Researchers from the Qingdao Institute of Bioenergy and Bioprocess Technology (QIBEBT), Chinese Academy of Sciences (CAS) release findings of pH-dependent functions and interactions of protein molecules.
In the human body, and those of other organisms, there is a need to maintain a certain pH in order to function. Changes in pH can have serious biological consequences or, as researchers at the Qingdao Institute of Bioenergy and Bioprocess Technology (QIBEBT), Chinese Academy of Sciences (CAS) found, some benefits.
Cellulosomes are extracellular complexes consisting of multiple enzymes, which are associated with the cell's surface. Within the cellulosome cellular structure, the protein molecules dockerin and cohesin were the focus of this study.
“Cellulosomes are complex nanomachines in nature and have great values in biofuel production and biotechnology. This study is an example of the complexity and diversity of cellulosomes,” said study author, Professor Feng Yingang from the Metabolomics Group.
Changes in pH have previously been shown to result in triggering the 'on-off' switches within proteins, affecting it functions. Many of these switches occur naturally and are essential for biological processes within the cell.
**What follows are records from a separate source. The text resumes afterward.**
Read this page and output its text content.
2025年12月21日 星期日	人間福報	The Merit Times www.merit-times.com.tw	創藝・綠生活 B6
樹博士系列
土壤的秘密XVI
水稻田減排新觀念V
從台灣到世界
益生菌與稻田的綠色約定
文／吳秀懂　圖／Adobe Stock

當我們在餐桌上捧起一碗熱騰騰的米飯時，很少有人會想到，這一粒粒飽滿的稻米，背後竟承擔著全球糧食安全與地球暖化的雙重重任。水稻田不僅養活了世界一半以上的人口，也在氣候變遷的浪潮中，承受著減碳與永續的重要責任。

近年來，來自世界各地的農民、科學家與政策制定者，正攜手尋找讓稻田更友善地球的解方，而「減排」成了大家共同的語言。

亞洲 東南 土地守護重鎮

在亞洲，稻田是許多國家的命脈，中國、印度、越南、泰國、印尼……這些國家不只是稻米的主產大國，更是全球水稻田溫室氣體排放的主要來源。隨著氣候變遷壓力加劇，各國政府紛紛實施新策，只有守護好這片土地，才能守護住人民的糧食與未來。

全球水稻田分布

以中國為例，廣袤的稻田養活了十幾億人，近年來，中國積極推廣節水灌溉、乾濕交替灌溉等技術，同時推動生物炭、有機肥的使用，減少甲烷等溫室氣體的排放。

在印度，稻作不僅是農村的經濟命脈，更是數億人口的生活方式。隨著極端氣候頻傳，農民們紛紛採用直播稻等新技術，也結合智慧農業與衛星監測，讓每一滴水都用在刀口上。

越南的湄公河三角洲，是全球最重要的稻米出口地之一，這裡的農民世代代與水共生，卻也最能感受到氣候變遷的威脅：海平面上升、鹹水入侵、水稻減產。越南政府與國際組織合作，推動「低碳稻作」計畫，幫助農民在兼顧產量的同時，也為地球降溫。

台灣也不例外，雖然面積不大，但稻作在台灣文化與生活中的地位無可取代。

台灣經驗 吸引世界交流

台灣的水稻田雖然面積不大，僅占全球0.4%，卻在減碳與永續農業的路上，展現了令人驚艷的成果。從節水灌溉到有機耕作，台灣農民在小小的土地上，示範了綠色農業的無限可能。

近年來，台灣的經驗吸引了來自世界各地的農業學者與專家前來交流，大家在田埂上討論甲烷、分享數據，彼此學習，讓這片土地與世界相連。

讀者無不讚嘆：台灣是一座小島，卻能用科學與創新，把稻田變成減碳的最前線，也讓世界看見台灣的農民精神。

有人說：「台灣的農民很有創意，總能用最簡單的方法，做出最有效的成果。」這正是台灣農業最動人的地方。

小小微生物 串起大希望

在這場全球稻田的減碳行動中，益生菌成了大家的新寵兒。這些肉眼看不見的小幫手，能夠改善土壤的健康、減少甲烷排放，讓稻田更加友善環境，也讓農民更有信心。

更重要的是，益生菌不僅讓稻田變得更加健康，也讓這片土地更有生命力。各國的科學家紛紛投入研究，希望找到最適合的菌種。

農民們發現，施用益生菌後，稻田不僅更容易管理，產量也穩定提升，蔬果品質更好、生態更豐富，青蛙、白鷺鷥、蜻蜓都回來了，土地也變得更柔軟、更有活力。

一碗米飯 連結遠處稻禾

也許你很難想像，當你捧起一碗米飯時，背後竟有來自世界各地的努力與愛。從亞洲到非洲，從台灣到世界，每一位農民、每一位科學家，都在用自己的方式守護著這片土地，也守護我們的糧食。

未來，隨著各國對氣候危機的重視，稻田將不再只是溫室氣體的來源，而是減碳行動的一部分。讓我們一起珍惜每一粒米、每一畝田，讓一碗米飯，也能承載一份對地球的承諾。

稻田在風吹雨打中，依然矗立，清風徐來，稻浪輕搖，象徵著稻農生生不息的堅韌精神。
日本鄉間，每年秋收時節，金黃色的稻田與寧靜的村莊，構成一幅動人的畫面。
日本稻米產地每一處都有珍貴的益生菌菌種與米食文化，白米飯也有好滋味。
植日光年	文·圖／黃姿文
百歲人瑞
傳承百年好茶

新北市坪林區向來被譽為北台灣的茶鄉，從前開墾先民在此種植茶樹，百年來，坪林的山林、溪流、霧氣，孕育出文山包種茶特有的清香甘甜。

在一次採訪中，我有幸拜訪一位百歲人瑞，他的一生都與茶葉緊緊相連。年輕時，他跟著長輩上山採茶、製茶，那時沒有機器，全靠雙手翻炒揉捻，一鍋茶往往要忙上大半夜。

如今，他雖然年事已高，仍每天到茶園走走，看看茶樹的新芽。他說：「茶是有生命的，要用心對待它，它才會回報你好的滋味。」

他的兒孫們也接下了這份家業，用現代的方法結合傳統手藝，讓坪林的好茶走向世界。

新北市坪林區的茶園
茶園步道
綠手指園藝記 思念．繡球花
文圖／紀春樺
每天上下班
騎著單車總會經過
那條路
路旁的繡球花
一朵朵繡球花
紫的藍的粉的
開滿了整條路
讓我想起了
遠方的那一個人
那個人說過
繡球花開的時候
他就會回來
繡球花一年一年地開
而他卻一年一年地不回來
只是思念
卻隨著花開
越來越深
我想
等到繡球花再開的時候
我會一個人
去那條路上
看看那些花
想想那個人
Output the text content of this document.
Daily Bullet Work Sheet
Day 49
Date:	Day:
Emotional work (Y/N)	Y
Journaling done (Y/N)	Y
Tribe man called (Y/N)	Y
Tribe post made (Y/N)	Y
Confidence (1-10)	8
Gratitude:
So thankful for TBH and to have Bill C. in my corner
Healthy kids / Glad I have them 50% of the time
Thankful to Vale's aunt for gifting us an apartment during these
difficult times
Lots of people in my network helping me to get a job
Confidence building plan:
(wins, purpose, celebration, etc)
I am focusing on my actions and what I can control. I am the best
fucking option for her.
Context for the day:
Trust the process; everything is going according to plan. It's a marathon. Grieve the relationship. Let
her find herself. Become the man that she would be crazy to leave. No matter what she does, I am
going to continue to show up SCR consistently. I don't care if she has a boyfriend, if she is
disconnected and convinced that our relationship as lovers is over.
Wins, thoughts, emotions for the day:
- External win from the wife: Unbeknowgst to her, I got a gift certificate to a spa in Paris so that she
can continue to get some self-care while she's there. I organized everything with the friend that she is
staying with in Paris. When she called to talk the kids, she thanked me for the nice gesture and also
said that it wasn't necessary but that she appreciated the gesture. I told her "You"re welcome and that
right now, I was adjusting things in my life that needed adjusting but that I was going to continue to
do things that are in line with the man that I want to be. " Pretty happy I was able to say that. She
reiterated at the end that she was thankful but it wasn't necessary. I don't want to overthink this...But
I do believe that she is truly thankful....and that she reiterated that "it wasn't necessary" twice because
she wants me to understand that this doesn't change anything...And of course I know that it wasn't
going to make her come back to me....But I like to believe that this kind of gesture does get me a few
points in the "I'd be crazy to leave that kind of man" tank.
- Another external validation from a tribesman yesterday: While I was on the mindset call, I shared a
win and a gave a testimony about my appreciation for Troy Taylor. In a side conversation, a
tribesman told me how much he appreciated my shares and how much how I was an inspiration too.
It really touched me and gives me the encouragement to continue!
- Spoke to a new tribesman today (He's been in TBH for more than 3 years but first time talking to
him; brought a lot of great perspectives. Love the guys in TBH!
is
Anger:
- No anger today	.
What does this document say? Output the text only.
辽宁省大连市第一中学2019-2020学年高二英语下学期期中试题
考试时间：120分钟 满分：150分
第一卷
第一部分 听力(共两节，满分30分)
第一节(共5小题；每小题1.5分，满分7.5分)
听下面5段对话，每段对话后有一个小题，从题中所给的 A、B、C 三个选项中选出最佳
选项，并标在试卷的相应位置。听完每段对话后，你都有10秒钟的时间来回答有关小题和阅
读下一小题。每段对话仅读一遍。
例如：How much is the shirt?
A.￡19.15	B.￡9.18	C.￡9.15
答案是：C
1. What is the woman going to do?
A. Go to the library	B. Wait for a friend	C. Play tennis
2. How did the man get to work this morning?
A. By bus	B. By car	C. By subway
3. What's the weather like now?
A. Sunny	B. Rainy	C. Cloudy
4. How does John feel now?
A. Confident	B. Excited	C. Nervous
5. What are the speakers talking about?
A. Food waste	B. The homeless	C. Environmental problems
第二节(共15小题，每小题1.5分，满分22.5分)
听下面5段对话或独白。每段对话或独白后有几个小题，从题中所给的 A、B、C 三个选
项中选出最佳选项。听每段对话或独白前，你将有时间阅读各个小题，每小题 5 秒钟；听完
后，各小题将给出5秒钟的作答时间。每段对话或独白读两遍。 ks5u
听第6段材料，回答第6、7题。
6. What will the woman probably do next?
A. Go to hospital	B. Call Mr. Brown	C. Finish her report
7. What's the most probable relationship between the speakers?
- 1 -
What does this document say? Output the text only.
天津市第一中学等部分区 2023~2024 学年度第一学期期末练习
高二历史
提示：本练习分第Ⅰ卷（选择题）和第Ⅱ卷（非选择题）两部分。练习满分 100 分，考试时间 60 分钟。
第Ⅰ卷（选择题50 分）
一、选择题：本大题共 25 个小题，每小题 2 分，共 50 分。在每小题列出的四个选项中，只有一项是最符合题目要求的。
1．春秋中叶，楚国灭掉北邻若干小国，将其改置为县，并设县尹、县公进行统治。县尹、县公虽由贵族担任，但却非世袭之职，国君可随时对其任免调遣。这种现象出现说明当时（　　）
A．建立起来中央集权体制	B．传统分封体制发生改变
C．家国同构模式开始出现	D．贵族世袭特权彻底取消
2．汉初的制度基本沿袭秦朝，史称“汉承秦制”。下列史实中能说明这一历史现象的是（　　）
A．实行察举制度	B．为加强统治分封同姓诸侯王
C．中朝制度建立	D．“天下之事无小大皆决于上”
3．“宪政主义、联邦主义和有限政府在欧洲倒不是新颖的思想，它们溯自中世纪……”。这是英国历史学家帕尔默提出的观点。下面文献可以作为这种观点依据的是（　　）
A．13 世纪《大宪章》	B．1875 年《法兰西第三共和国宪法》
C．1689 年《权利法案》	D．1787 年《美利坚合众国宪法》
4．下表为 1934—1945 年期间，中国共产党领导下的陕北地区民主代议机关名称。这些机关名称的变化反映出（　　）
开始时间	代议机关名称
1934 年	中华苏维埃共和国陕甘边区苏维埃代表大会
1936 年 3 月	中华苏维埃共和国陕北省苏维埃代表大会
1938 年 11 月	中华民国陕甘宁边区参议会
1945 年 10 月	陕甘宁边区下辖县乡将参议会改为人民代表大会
Biotechnical innovations have been able to apply this function to develop sensors or switches using biomolecules that are pH-dependent.
In this study, published in the journal Science Advances, on the cellulosome assembly of the bacterium Clostridium acetobutylicum, takes this function of proteins further by switching between two functional sites, rather than simply 'on' or 'off', leading to further insights to new applications.
"Our study not only revealed an elegant example of biological regulation but also provides a new approach for developing pH-dependent protein devices and biomaterials for biotechnological application," said Professor Feng.
Researchers found that changing the pH from 4.8 to 7.5 resulted in the cohesin-binding sites on the dockerin molecule switching from one site to the other. This type of switching between two functional sites has not been noted for any interaction between proteins previously.
Nuclear magnetic resonance (NMR) and isothermal titration calorimetry (ITC) were used to describe the distinct features of this interaction. Researchers additionally noted that the affinity, or the attraction between the molecules, was found to change along with the pH. This property is considered is unique, thus far, to C. acetobutylicum bacteria. And unusual when compared to other cohesin-dockerin interactions of other organisms.
This current study and further similar studies following it can potentially be used to create more complex biological switches in synthetic biology and further developments in the fields of biotechnology.
“Next, we will continue to elucidate the structure and regulation of cellulosomes, which could provide interesting novel discoveries and new strategies to increase the efficiency of lignocellulose-based biofuel production,” said Professor Feng.
“Our ultimate goal is to promote sustainable and economical lignocellulose bioconversion and bioenergy production.”